Friday, 22 de November de 2024 ISSN 1519-7670 - Ano 24 - nº 1315

A importância do ceticismo

Ceticismo (mais especificamente a sua falta) foi o tema central da coluna de domingo [7/6/09] do ombudsman do The New York Times, Clark Hoyt. Quando o ex-vice-presidente Dick Cheney atacou os planos do presidente Barack Obama de fechar a prisão de Guantánamo, em Cuba, no mês passado, ele usou argumentos tirados do jornal NYTimes. No dia 21/5, a manchete do diário revelava que um em cada sete detidos libertados de Guantánamo voltou a integrar grupos terroristas contra o Ocidente. O primeiro parágrafo explicava que a fonte era um estudo do Pentágono não divulgado, que havia concluído que pelo menos 74 dos 534 prisioneiros já transferidos de Guantánamo havia ‘retornado ao terrorismo ou à atividade militante’.


A manchete chamou a atenção, justo no dia em que Obama e Cheney dariam seus pontos de vista sobre a segurança nacional e o presidente iria fazer um importante discurso na luta contra o terrorismo. Foi um prato cheio para o ex-vice-presidente. ‘Um em cada sete voltam para sua linha de ação e já conduziram ataques no Oriente Médio’, disse Cheney em discurso.

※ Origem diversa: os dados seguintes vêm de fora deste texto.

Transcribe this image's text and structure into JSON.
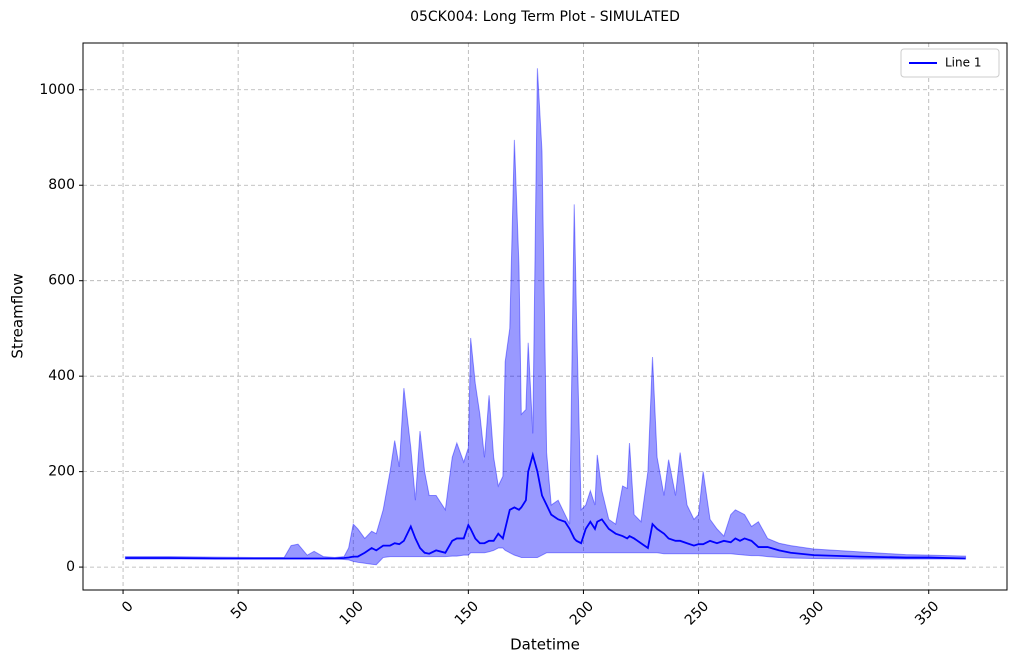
{
  "chart_data": {
    "type": "line",
    "title": "05CK004: Long Term Plot - SIMULATED",
    "x_label": "Datetime",
    "y_label": "Streamflow",
    "x": [
      1,
      20,
      40,
      60,
      70,
      73,
      76,
      80,
      83,
      87,
      92,
      96,
      98,
      100,
      102,
      105,
      108,
      110,
      113,
      116,
      118,
      120,
      122,
      125,
      127,
      129,
      131,
      133,
      136,
      140,
      143,
      145,
      148,
      150,
      151,
      153,
      155,
      157,
      159,
      161,
      163,
      165,
      166,
      168,
      170,
      172,
      173,
      175,
      176,
      178,
      180,
      182,
      184,
      186,
      189,
      192,
      194,
      196,
      197,
      199,
      201,
      203,
      205,
      206,
      208,
      211,
      214,
      217,
      219,
      220,
      222,
      225,
      228,
      230,
      232,
      235,
      237,
      240,
      242,
      245,
      248,
      250,
      252,
      255,
      258,
      261,
      264,
      266,
      268,
      270,
      273,
      276,
      280,
      285,
      290,
      300,
      320,
      340,
      350,
      366
    ],
    "series": [
      {
        "name": "Line 1",
        "color": "#0000ff",
        "values": [
          19,
          19,
          18,
          18,
          18,
          18,
          18,
          18,
          18,
          18,
          18,
          19,
          20,
          22,
          22,
          30,
          40,
          35,
          45,
          45,
          50,
          48,
          55,
          85,
          60,
          40,
          30,
          28,
          35,
          30,
          55,
          60,
          60,
          88,
          80,
          60,
          50,
          50,
          55,
          55,
          70,
          60,
          80,
          120,
          125,
          120,
          125,
          140,
          200,
          235,
          200,
          150,
          130,
          110,
          100,
          95,
          80,
          60,
          55,
          50,
          80,
          95,
          80,
          95,
          100,
          80,
          70,
          65,
          60,
          65,
          60,
          50,
          40,
          90,
          80,
          70,
          60,
          55,
          55,
          50,
          45,
          48,
          48,
          55,
          50,
          55,
          52,
          60,
          55,
          60,
          55,
          42,
          42,
          35,
          30,
          25,
          22,
          20,
          20,
          18
        ]
      }
    ],
    "band": {
      "color": "#0000ff",
      "lower": [
        17,
        17,
        17,
        17,
        17,
        17,
        17,
        17,
        17,
        17,
        17,
        16,
        15,
        12,
        10,
        8,
        6,
        5,
        20,
        22,
        22,
        22,
        22,
        22,
        22,
        22,
        22,
        22,
        22,
        22,
        23,
        23,
        25,
        25,
        30,
        30,
        30,
        30,
        32,
        35,
        40,
        40,
        35,
        30,
        25,
        22,
        20,
        20,
        20,
        20,
        20,
        25,
        30,
        30,
        30,
        30,
        30,
        30,
        30,
        30,
        30,
        30,
        30,
        30,
        30,
        30,
        30,
        30,
        30,
        30,
        30,
        30,
        30,
        30,
        30,
        28,
        28,
        28,
        28,
        28,
        28,
        28,
        28,
        28,
        28,
        28,
        28,
        27,
        26,
        25,
        24,
        24,
        22,
        20,
        19,
        18,
        17,
        17,
        17,
        17
      ],
      "upper": [
        22,
        22,
        21,
        20,
        20,
        45,
        48,
        25,
        33,
        22,
        20,
        22,
        40,
        90,
        80,
        60,
        75,
        70,
        120,
        200,
        265,
        210,
        375,
        250,
        140,
        285,
        200,
        150,
        150,
        120,
        230,
        260,
        220,
        250,
        480,
        385,
        320,
        230,
        360,
        230,
        170,
        190,
        430,
        500,
        895,
        630,
        320,
        330,
        470,
        280,
        1045,
        870,
        240,
        130,
        140,
        110,
        90,
        760,
        520,
        120,
        130,
        160,
        130,
        235,
        160,
        100,
        90,
        170,
        165,
        260,
        110,
        95,
        200,
        440,
        230,
        150,
        225,
        150,
        240,
        130,
        100,
        110,
        200,
        100,
        80,
        65,
        110,
        120,
        115,
        110,
        85,
        95,
        60,
        50,
        45,
        38,
        32,
        26,
        25,
        23
      ]
    },
    "xlim": [
      -17.4,
      384
    ],
    "ylim": [
      -48,
      1098
    ],
    "xticks": [
      0,
      50,
      100,
      150,
      200,
      250,
      300,
      350
    ],
    "yticks": [
      0,
      200,
      400,
      600,
      800,
      1000
    ],
    "grid": true,
    "legend": "upper right"
  }
}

No entanto, o artigo no qual Cheney baseou sua fala continha algumas falhas e serviu como exemplo dos perigos de se publicar material em circunstâncias políticas sem olhar para as informações de modo cético. Na realidade, a matéria adotou a alegação do Pentágono de que prisioneiros que foram soltos ‘voltaram’ ao terrorismo, sem ter uma apuração independente do NYTimes. Porém, faltou distinguir entre ex-prisioneiros suspeitos de novos atos de terrorismo, ou seja, que passaram a ingressar em atividades militantes após serem presos – mais da metade dos casos – e aqueles que supostamente confirmaram terem voltado a grupos terroristas contra o Iraque. Se forem considerados apenas os casos confirmados, a proporção de um em sete mudaria para um em 20. O relatório ainda dizia que um prisioneiro poderia ser listado como suspeito de atividade militante baseado em uma ‘fonte única, porém plausível’ – o que não segue os padrões jornalísticos do NYTimes.

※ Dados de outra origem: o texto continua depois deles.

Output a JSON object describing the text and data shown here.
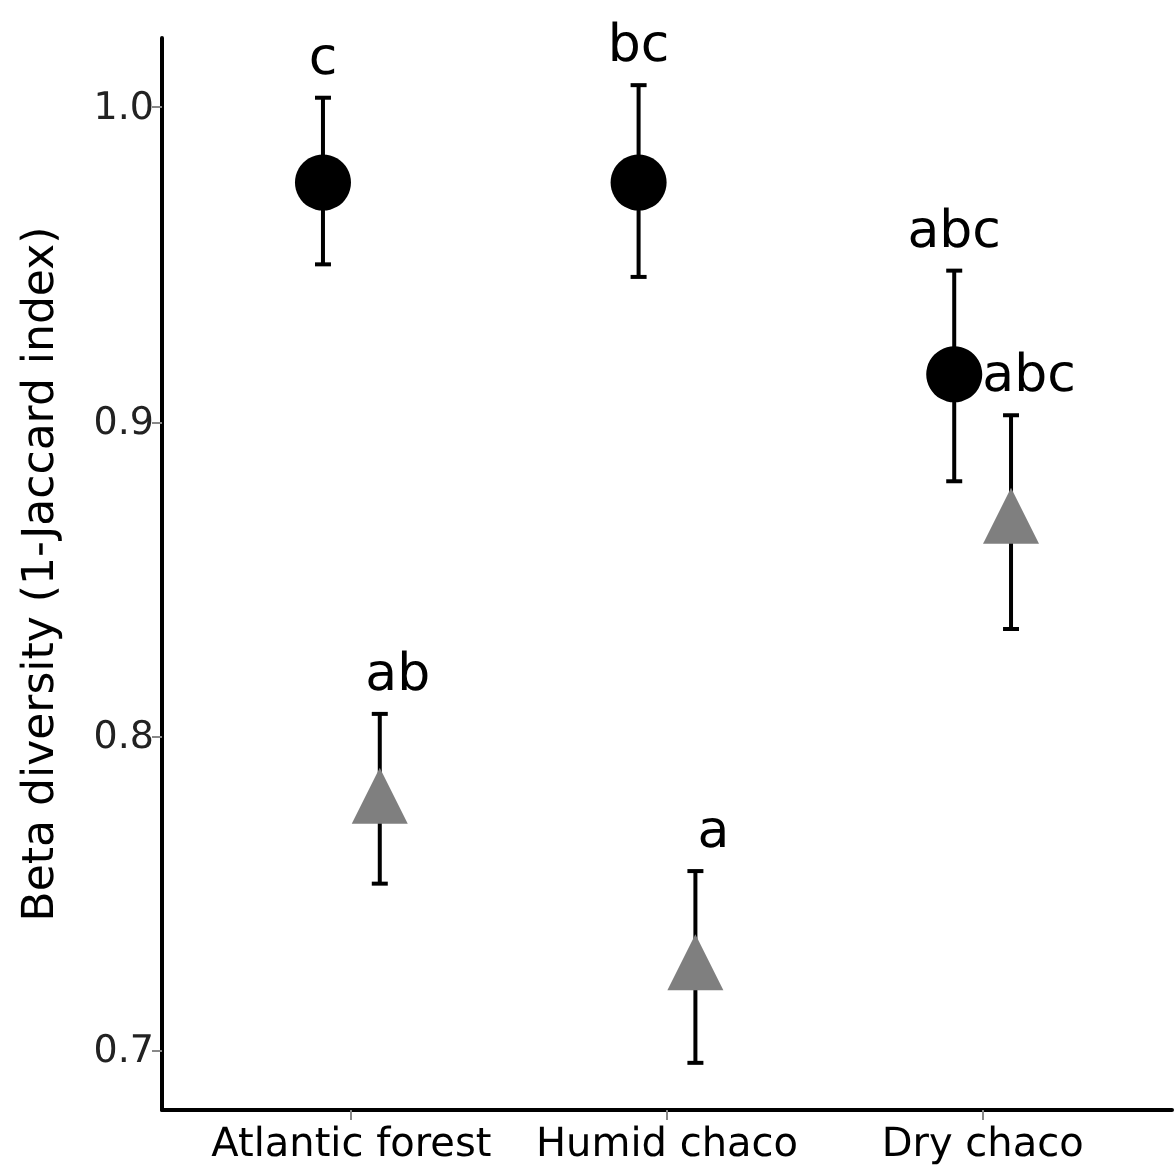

A matéria – em destaque na capa – gerou repercussão imediata. Hoyt recebeu diversas críticas de leitores, principalmente após o grupo liberal FAIR ter postado um artigo crítico à reportagem. Editores do NYTimes reconheceram alguns dos problemas rapidamente. Bill Keller, editor-executivo, disse que encontrou logo no dia seguinte uma mensagem de um colega criticando o uso do verbo ‘voltar’. Por isso, a manchete e o primeiro parágrafo foram mudados no sítio.


Mea culpa


A repórter que escreveu a material, Elisabeth Bumiller, justificou-se, alegando que estava apenas divulgando o estudo, sem adotar o ponto de vista do Pentágono. Dean Baquet, chefe do escritório de Washington, afirmou que Elisabeth questionou se o estudo tinha valor jornalístico – e, segundo ele, sim. Douglas Jehl, que supervisiona a cobertura de segurança nacional e editou a matéria, disse que só ficou sabendo que havia uma distinção entre casos suspeitos e casos confirmados apenas depois de o artigo ter sido publicado. ‘Se eu soubesse, teria tratado a matéria de outra maneira’, confessou, informando que teria usado apenas casos confirmados no primeiro parágrafo.

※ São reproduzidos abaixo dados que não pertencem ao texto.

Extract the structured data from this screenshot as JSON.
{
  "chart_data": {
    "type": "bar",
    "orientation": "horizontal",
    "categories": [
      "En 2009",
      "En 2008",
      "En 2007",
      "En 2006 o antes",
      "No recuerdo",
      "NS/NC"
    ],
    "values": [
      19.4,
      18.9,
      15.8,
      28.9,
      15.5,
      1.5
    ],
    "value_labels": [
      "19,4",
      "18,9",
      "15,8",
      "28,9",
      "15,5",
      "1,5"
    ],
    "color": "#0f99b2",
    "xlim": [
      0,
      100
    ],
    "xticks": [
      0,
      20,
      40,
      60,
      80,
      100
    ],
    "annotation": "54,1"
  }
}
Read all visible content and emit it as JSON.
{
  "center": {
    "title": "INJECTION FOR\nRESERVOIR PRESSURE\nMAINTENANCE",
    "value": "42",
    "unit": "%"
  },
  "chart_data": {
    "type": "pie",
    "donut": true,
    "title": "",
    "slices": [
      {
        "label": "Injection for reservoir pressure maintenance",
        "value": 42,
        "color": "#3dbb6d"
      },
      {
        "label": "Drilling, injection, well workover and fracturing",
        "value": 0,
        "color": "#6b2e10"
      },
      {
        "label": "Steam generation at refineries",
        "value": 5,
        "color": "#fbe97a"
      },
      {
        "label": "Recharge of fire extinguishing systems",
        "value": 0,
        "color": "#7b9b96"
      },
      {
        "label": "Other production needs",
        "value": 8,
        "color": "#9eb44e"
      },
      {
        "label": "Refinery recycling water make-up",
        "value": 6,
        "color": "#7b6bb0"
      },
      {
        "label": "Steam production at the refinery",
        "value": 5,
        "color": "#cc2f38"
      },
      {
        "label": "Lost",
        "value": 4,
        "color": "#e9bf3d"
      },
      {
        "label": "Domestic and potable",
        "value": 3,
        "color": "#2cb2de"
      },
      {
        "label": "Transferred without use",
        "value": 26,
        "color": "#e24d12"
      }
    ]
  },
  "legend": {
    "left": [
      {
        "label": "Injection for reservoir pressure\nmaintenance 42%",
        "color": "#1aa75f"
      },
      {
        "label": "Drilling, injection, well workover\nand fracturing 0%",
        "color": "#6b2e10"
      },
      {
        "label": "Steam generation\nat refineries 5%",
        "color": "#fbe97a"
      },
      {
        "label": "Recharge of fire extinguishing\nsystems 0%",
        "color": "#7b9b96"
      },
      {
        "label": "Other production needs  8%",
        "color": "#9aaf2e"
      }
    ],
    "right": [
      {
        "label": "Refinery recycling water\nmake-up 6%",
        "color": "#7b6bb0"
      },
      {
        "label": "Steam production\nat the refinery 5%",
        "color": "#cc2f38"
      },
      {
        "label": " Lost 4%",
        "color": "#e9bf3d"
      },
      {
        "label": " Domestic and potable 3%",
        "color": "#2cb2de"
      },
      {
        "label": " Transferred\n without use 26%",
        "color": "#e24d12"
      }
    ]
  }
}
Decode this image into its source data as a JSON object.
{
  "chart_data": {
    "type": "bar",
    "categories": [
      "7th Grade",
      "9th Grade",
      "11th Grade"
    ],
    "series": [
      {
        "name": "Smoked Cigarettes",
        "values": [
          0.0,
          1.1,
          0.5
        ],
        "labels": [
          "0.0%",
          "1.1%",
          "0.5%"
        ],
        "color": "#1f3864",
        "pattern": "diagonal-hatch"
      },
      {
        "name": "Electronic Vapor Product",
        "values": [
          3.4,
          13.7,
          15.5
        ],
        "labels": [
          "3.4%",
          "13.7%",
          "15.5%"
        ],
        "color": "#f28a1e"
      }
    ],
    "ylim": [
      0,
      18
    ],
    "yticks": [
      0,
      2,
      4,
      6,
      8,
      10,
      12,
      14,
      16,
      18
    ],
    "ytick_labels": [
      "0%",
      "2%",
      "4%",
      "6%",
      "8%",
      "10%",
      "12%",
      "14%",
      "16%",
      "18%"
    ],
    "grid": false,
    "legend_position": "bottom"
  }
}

Para Hoyt, a diferença de dizer um em sete para um em 20 talvez não rendesse primeira página. No dia seguinte à publicação da matéria, foi publicada uma nota do editor explicando que o artigo não deveria ter aceitado a premissa de que todos os prisioneiros estavam envolvidos no terrorismo antes de serem presos e que deveria ter dado a informação de um em cada 20.


Elisabeth, desapontada com a alegação que alguém lhe entregou o estudo por motivações políticas, disse que batalhou por semanas para obtê-lo. Com pouco tempo, ela focou na análise dos nomes de 29 prisioneiros listados como suspeitos ou que tiveram seu envolvimento confirmado em terrorismo ou atividade militante. ‘Foi um erro eu não ter focado no fato de ser confirmado ou suspeito. O maior problema para mim foi que 45 pessoas foram acusadas de terrorismo, sem ter sido identificadas’, revelou.